Bookgab: Words in Deep Blue by Cath Crowley

by - May 16, 2018

Cath Crowley's Words in Deep Blue is a moving modern-day love letter to literature. I honestly fell in love with the book after chapter two once I realised that the beauty of her prose effortlessly found its way onto every single page. There were so many quotable sections of this book that I practically took pictures of all the pages. I would have highlighted sections or underlined sentences like the people who visited the Letter Library we hear of in the story, but I simply couldn't waste time doing that when all I wanted to do was get to the next page. I can't remember the last time a contemporary novel gripped me as much as WIDB, and I don't think I'll find another like this anytime soon.

Words in Deep Blue is a story about a girl named Rachel who has her world completely turned upside down after she loses her younger brother Cal in a drowning accident. Her grief forces her to move back to the town and the boy, Henry, she left behind three years ago. Once back, she's forced to work alongside Henry, who used to be her best friend, in his family's second-hand bookstore, Howling Books, cataloging the thoughts of grief, love, happiness, and even anger of strangers found in the letter library.

WIDB is the kind of story that you return to on days where you feel like you've lost your love for words because every page of it reminds us why we think of books as treasures and why we rarely ever let go of the stories that we've read. As much as the book follows a narrative surrounding unrequited love and the ache that follows once love is taken away from us prematurely, the story also made room for a narrative about strangers and the ways in which the words of strangers connect us all who come into contact with them.

Whether we are hopeless romantics blinded by shallow beauty like Henry, or broken down shells of people like Rachel, WIDB reminds us that those stages of being are ever changing and that the more we live, the more we grow past the people that we want to be and instead evolve into what we need to be. As Cath lists different novel titles and the ways in which those stories affected the characters in the novel it becomes more apparent that the things that we say have just as much, maybe even more of an impact than what we'd like to believe.

Every single character in the novel was fleshed out, the plot, although simple, kept me turning page after page without any need to stop, and the prose made me think of poetry because of the amount of love and effort that was put into each page.

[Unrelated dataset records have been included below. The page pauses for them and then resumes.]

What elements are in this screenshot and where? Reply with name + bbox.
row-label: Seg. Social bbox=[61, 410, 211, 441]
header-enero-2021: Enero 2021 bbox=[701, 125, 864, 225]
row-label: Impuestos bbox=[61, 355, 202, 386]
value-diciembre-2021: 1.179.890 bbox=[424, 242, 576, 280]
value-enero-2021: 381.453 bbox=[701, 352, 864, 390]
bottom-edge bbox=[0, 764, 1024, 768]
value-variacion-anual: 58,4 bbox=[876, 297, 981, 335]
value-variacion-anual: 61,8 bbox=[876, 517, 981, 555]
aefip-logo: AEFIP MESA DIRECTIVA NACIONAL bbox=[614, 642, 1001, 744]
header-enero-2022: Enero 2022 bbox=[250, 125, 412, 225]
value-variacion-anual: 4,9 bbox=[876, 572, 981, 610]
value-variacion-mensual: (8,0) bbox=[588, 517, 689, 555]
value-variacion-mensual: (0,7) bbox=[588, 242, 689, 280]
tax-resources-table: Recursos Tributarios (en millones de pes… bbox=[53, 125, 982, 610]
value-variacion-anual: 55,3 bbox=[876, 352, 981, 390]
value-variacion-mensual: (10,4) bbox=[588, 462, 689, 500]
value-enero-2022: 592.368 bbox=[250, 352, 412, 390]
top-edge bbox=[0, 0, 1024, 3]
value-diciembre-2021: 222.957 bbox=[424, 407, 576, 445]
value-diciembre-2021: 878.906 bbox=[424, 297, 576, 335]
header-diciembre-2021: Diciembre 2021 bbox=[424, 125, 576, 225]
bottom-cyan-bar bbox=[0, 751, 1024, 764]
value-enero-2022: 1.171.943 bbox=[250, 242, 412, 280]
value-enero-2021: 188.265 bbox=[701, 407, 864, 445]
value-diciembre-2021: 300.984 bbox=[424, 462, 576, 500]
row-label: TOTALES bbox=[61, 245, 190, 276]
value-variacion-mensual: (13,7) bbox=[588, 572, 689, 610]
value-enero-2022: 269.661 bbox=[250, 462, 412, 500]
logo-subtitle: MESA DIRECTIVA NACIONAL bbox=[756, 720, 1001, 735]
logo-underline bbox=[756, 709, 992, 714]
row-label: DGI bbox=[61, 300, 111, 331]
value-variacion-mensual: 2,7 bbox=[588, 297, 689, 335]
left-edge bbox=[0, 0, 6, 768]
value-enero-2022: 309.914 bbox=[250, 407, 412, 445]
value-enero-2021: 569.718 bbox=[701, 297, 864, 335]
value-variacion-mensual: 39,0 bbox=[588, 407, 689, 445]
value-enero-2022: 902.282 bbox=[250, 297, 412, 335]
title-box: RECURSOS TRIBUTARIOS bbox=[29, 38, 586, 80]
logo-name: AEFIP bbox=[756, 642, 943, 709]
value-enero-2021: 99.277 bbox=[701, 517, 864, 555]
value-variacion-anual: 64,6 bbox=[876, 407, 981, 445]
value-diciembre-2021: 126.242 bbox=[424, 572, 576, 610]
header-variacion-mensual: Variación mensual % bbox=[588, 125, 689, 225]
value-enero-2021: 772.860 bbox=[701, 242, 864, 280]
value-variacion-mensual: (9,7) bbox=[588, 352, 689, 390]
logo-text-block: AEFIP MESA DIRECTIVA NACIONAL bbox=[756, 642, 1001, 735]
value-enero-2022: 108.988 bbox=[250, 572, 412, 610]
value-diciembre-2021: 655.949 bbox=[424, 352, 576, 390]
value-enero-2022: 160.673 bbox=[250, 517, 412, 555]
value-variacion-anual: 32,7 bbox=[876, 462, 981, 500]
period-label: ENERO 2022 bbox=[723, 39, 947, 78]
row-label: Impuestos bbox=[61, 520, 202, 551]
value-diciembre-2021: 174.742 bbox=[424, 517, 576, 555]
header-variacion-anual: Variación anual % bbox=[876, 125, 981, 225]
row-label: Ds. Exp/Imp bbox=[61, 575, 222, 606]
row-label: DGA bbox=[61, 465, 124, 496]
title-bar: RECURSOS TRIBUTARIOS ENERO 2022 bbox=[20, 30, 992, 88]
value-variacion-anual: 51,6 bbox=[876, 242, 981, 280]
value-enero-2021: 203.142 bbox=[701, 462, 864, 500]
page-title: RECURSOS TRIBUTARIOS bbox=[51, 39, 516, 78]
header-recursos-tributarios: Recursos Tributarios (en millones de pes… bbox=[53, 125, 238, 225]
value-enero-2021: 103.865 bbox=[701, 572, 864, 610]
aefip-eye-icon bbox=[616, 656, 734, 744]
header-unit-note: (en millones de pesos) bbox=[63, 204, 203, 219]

If books are important to you, and if the lives that follow once a book is finished is of any interest to you then you most definitely should pick up Words in Deep Blue. I recommend it to readers of all ages and backgrounds and I'll most probably read it again before the year is over. Cath made the experience such a treat and the literary Easter eggs found all throughout made me feel like I was a kid again falling in love with reading for the very first time.

Thank you so very much to the Pan Macmillan Publishing team for providing me with this review copy. All thoughts are my own.